NBA

Nets lose to Bulls

The game featured two of the NBA’s premier point guards, Deron Williams of the Nets and reigning MVP Derrick Rose of the Bulls. Williams deftly side-stepped and squashed any of the one-on-one angles of the game.

“I like playing the best, and he’s the best,” Williams said while stressing, “It’s not about me versus Derrick Rose. It’s about the Bulls versus the Nets.”

Yeah, but him versus Derrick Rose was a heckuva lot more interesting than Bulls versus Nets, even if Rose lasted just one half before sitting with lower back spasms. Bulls versus Nets was a mismatch of Biblical proportions.

“It’s just deflating getting down 30 points,” Williams said.

See where this is going? With a large fan base among the 15,327 in the Prudential Center stands giving them as much support as that received by the throwback-dressed and undermanned Nets, the Bulls broke on top and broke away early and romped to a 108-87 victory that increased their Eastern Conference-best record to 22-6.

“They came out, and they were really, really focused,” said Avery Johnson, who sent nine bodies into the battle and saw them fall behind by as many as 32 points, with a 23-point deficit in the first quarter. “Teams like that, the mindset is come out and try to throw kind of a knockout punch in the first quarter and set the tone. That’s what they did.”

Tone set. Punch thrown. Nets decked.

The Bulls had Rose score four points in just 11 minutes, but hit their first nine shots against the 8-18 Nets, who counted Keith Bogans (seven points, 20 minutes), making his first start as a Net in just his fourth game, among the nine.

Williams had a strong scoring night with 25 points, but he had just five assists. Carlos Boozer led five Bulls double-figure scorers with 24 points. Luol Deng scored 19 and led the 9-of-15 3-point barrage with three trifectas.

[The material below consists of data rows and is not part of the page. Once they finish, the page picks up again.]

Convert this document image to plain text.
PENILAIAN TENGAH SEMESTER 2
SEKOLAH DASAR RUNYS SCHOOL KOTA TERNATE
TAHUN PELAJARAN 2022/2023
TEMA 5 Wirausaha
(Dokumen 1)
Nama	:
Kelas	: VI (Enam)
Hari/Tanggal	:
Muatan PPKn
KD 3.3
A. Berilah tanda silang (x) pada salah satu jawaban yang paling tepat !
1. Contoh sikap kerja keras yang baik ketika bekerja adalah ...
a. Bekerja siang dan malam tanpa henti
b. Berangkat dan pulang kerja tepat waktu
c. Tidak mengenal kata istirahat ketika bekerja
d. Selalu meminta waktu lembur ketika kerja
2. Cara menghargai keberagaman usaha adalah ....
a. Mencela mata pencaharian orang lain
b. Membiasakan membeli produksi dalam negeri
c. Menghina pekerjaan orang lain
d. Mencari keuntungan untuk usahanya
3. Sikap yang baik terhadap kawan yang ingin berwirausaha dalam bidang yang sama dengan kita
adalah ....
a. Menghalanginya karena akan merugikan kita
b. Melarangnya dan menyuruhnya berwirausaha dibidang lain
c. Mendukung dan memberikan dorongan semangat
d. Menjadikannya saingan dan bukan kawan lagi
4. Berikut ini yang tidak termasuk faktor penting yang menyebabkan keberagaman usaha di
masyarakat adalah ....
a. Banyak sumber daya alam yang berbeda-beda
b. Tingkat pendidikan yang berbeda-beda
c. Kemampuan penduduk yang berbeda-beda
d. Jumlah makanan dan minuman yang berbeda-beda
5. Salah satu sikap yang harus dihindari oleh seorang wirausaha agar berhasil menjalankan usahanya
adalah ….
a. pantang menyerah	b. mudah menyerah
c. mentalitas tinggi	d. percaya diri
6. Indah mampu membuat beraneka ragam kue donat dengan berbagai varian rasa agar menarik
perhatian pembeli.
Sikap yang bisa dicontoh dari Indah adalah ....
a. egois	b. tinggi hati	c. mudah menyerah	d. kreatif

By the end of the game, the crowd was wildly chanting for ex-Net Brian Scalabrine.

“I’m not used to this. I’m not used to any of it,” Williams said. “We’re not giving them much to cheer for. They’ve got to cheer for somebody.”

Last week, Johnson’s shorthanded “Great Eight” proved enough to beat the Pistons at The Rock. But this time, the “Divine Nine” resembled something that crawled out of Dante’s seventh circle of Hell.

For all intents, the game was over before the first quarter was halfway done. At 6:18, Boozer scored a layup — the Bulls’ ninth straight successful shot to start — that pushed the Nets into a 20-6 ditch.

The Nets cut a 32-point monstrosity down to 17, but the Bulls never fretted and the refs thankfully went by the second half adage of “No blood or protruding bone, no foul.”

Bogans had hoped to be in a more viable game against the team that unceremoniously waived him. Bogans was able to speak about what many hoped would be the marquee matchup — Williams versus Rose. He has played with both.

“They’re two different types of players,” he said. “Deron’s a post-up player, he’ll back you down. Derrick’s more of a speed player. He’ll beat you off the dribble, beat you in transition, and jump over you.”

Sort of like what all the Bulls did to the Nets.